Website usability testing for the Clyfford Still Museum

This post is based on a report produced for Spellerberg Associates by Amanda Moon and Marian Oman. Their research was conducted at the School of Information at the University of Texas at Austin as part of a usability course taught by Randolph Bias.

CSM Homepage, Sept 2014
Clyfford Still Museum homepage, Sept 2014

The Clyfford Still Museum in Denver, Colorado is a single-artist museum dedicated to the American master abstract expressionist painter. The Museum’s collection contains nearly 95 percent of the artist’s total output—more than 3,200 artworks—and houses the complete Still archives of sketchbooks, journals, and notebooks.

At the beginning of a website redesign project, we undertook a usability evaluation of the Museum’s website. Designing this evaluation to assist in identifying key areas of focus, our primary objectives were to:

  • Better understand the mental models and expectations of website’s users;
  • Identify the most salient usability shortcomings of the current site design;
  • Offer recommendations for improving the overall user experience;
  • Create a benchmark for any future usability testing.

We identified key use cases and goals by consulting with Museum stakeholders and conducting a heuristic site audit.

SitemapClick to enlarge.

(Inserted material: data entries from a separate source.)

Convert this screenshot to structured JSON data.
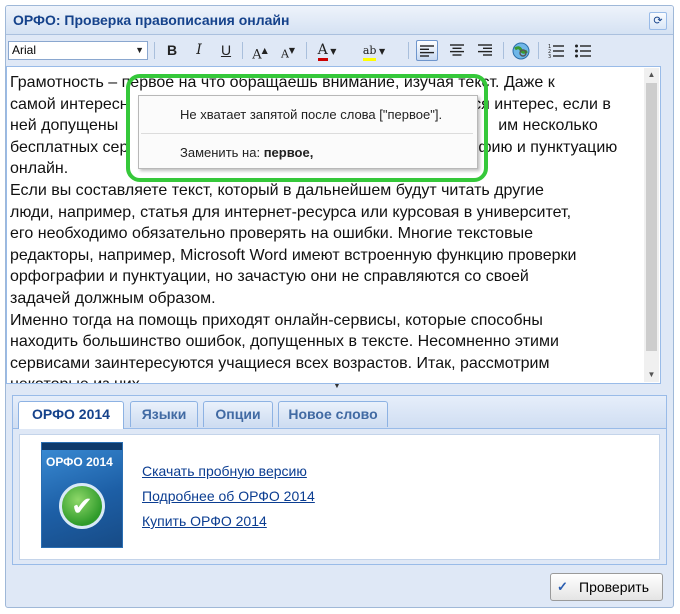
{
  "window": {
    "title": "ОРФО: Проверка правописания онлайн"
  },
  "toolbar": {
    "font": "Arial",
    "buttons": [
      {
        "name": "bold-button",
        "glyph": "B"
      },
      {
        "name": "italic-button",
        "glyph": "I"
      },
      {
        "name": "underline-button",
        "glyph": "U"
      },
      {
        "name": "increase-font-button",
        "glyph": "A↑"
      },
      {
        "name": "decrease-font-button",
        "glyph": "A↓"
      },
      {
        "name": "font-color-button",
        "glyph": "A"
      },
      {
        "name": "highlight-button",
        "glyph": "ab"
      },
      {
        "name": "align-left-button",
        "glyph": "≡"
      },
      {
        "name": "align-center-button",
        "glyph": "≡"
      },
      {
        "name": "align-right-button",
        "glyph": "≡"
      },
      {
        "name": "insert-link-button",
        "glyph": "🌐"
      },
      {
        "name": "numbered-list-button",
        "glyph": "⋮≡"
      },
      {
        "name": "bullet-list-button",
        "glyph": "⋮≡"
      }
    ],
    "colors": {
      "font_color_bar": "#cc0000",
      "highlight_bar": "#ffff00"
    }
  },
  "editor": {
    "text": {
      "l1": "Грамотность – первое на что обращаешь внимание, изучая текст. Даже к",
      "l2a": "самой интересн",
      "l2b": "ется интерес, если в",
      "l3a": "ней допущены",
      "l3b": "им несколько",
      "l4a": "бесплатных сер",
      "l4b": "фию и пунктуацию",
      "l5": "онлайн.",
      "l6": "Если вы составляете текст, который в дальнейшем будут читать другие",
      "l7": "люди, например, статья для интернет-ресурса или курсовая в университет,",
      "l8": "его необходимо обязательно проверять на ошибки. Многие текстовые",
      "l9": "редакторы, например, Microsoft Word имеют встроенную функцию проверки",
      "l10": "орфографии и пунктуации, но зачастую они не справляются со своей",
      "l11": "задачей должным образом.",
      "l12": "Именно тогда на помощь приходят онлайн-сервисы, которые способны",
      "l13": "находить большинство ошибок, допущенных в тексте. Несомненно этими",
      "l14": "сервисами заинтересуются учащиеся всех возрастов. Итак, рассмотрим",
      "l15": "некоторые из них."
    }
  },
  "popup": {
    "message": "Не хватает запятой после слова [\"первое\"].",
    "replace_label": "Заменить на:",
    "replace_value": "первое,"
  },
  "tabs": [
    {
      "label": "ОРФО 2014",
      "active": true
    },
    {
      "label": "Языки",
      "active": false
    },
    {
      "label": "Опции",
      "active": false
    },
    {
      "label": "Новое слово",
      "active": false
    }
  ],
  "product": {
    "box_logo": "ОРФО 2014",
    "links": [
      "Скачать пробную версию",
      "Подробнее об ОРФО 2014",
      "Купить ОРФО 2014"
    ]
  },
  "check_button": {
    "label": "Проверить"
  }
}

Pre-redesign sitemap, produced by Sarah Wambold.

We then designed and conducted two evaluation activities:

  1. A card sort protocol generated insight into visitors’ mental models of site content and identified ways to improve the website’s information architecture and navigation;
  2. Three persona-based test scripts identified the most salient usability challenges presented to website visitors.

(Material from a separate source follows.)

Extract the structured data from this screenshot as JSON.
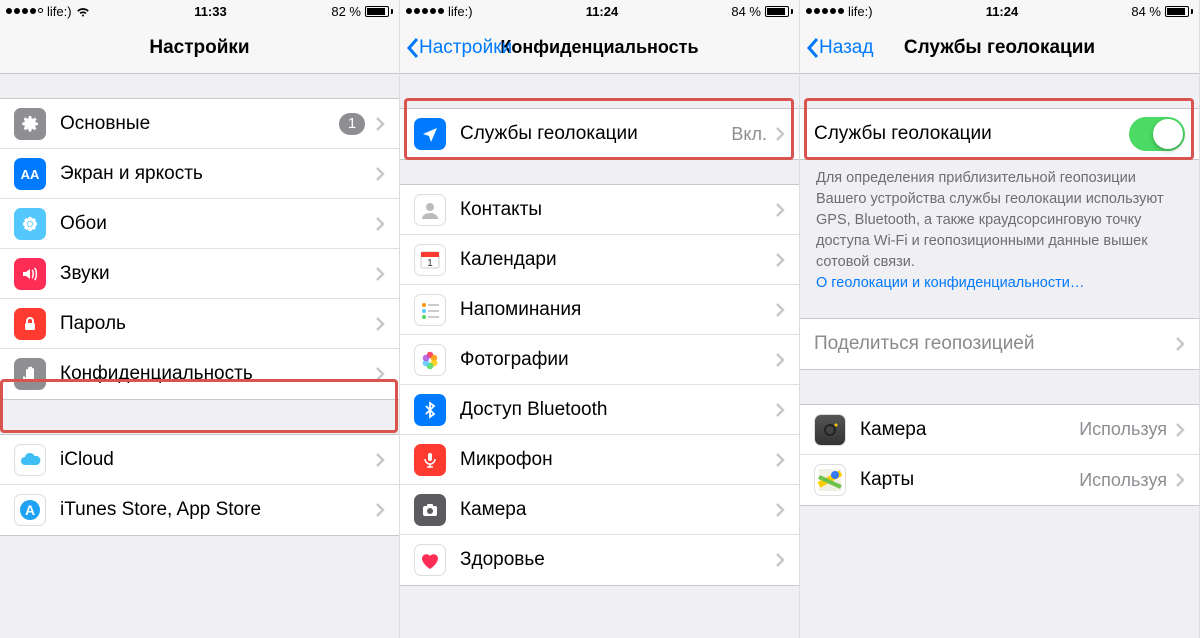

Twelve individuals participated in the evaluation, which was conducted at the University of Texas at Austin.

Card Sort

We narrowed 40 words from the existing website navigation down to 26 words that best represented the content. Each user then sorted these words into named categories using language of his or her own devising. They were encouraged to define no fewer than three and no more than five categories.

This activity was conducted using the the browser-based software program Optimal Sort, the results from which were used to generate a similarity matrix showing the percentage of participants who agree with each card pairing.

CSM Matrix
Words with highest levels of similarity are located adjacent or near one another. Directions and hours, for example, were grouped together by 100 percent of participants.

Task-based Test Session

User personas function as lenses through which to evaluate the site; each persona represents a distinct segment of the target audience and provides a framework for understanding that user segment’s typical goals and tasks.

We tested a broad swath of the site by testing three different user persona “paths,” which allowed us to test more tasks across all session types than would be reasonable to include in a single user’s test session. The three user personas we developed for this evaluation were:

The Art Enthusiast

You’re an art enthusiast living in Denver. Even though the Clyfford Still Museum has been open for a few years, you’ve never visited. You decide you’d like to check it out this Saturday. You will take your 7-year-old daughter and you will buy tickets online.

The Researcher

You’re a graduate student in Art History. You’re writing your thesis on some of Clyfford Still’s contemporaries, and you think some of their letters to Still may be housed in the Clyfford Still Museum’s archive.

The Educator

You’re a 5th grade teacher in Denver. You want to bring your class to visit the Clyfford Still Museum. Ideally, you’d like to schedule the field trip for a Tuesday morning next month.

Participants were assigned for their relative similarity to the user personas. For instance, the participants who completed “the educator” tasks were actually teachers.

We read each participant the persona-based scenario to which they had been assigned, then directed them to the website. They were asked to complete the tasks while “thinking aloud,” which provided insight into their thought processes as they moved through the website.

After the tasks were completed, the moderator asked several open-ended questions to identify any additional user needs or expectations that were not met by the website.

From Research to Redesign

This research revealed that improving the site’s navigation structure and consistency, creating more connections between pages, and increasing the image-to-text ratio throughout the site would be essential in the creation of a more user-friendly experience for Museum visitors.

This study provided was followed by additional phases of evaluation, including with Museum stakeholders, which tested the assumptions we’d made and the conclusions we’d arrived at. The entire process informed a website redesign, which launched in October 2014.